Elizabetsky já causava efeito parecido em “Boca de Ouro”, espetáculo anterior de Villela e ao qual o diretor também acrescentava canções ao ponto de transformá-lo quase num musical.

Neste, a atriz e cantora cresce, com papel um pouco mais central, Vitória, que opõe seu amor por Diego (Pedro Inoue) à Peste e à Morte.

De maneira geral, percebe-se na adaptação e na encenação uma tentativa de lançar pontes para o presente político do país, mas o resultado é superficial —até porque elas são retiradas às pressas, com medo declarado, no programa da peça, de se aproximar de um panfleto.

Villela nunca foi ou quis ser diretor político, propriamente, e o texto de Camus pouco acrescenta, tamanhas as pistas falsas que amontoa, em todas as direções.
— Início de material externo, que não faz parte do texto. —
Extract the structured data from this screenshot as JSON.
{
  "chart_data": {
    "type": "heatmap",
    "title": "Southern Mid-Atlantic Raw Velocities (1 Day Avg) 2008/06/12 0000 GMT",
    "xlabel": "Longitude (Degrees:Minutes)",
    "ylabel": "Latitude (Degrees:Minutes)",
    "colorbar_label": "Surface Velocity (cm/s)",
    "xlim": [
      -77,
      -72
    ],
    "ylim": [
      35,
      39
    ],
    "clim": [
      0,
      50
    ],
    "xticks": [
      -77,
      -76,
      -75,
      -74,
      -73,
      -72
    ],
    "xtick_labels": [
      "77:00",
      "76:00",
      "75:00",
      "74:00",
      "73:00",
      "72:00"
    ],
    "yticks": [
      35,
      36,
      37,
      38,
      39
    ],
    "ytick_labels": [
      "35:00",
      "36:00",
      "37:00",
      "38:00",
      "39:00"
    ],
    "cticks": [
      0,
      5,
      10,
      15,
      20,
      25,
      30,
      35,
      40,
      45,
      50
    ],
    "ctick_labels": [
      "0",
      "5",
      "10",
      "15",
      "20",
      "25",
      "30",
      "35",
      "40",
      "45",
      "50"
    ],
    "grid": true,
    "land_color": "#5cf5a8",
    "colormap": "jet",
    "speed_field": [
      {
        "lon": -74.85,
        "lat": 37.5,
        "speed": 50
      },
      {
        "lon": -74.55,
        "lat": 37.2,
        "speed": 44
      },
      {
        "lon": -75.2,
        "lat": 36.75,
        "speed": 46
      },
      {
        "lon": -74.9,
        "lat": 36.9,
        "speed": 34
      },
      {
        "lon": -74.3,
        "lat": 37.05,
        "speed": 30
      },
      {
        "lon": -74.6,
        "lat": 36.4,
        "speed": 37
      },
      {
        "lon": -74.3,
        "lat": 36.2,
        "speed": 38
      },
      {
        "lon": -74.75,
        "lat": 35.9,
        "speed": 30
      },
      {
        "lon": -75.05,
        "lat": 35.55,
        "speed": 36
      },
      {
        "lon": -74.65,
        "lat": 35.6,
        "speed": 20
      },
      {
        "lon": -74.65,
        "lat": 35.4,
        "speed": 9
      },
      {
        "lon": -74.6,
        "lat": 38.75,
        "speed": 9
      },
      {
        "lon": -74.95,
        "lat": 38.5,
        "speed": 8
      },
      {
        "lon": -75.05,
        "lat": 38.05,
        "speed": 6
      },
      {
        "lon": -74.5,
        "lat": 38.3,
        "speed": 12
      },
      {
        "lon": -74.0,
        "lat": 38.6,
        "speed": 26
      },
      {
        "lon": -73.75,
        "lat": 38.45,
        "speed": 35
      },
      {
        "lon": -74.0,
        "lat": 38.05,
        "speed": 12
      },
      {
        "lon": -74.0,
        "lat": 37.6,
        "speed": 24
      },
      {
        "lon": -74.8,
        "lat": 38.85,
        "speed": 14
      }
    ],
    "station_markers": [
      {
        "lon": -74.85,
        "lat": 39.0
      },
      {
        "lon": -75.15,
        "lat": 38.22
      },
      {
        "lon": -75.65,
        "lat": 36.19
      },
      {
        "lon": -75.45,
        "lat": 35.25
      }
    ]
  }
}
O resultado de tanto empenho em não tomar posição é que não se consegue tirar qualquer lição clara de “Estado de Sítio” para o Brasil neomilitarista, a Espanha franquista de 1948 ou para o autoritarismo em geral.

Mais importante, Camus não é um dramaturgo atento à carpintaria, ao desenvolvimento tanto dos personagens quanto da ação, o que é amplamente reconhecido —e com certeza do conhecimento do diretor.

Seria possível remediar tanta interrupção de andamento, tanta declamação em detrimento de diálogo, com ajustes de encenação, mas não é o que Villela buscou em sua montagem, tanto visual como musicalmente.

As cenas em que há maior atenção à trama, à busca de um norte dramático, são aquelas protagonizadas pelos experientes Elias Andreato, a Peste, e Claudio Fontana, a Morte.

Com maior liberdade e aprofundamento de atuação, lembram por vezes uma dupla cômica, ainda que mais para o sarcasmo autoritário do que para a piada. Expressam assim, de fato, um pouco do que se anuncia pelo mundo, nos tempos de hoje.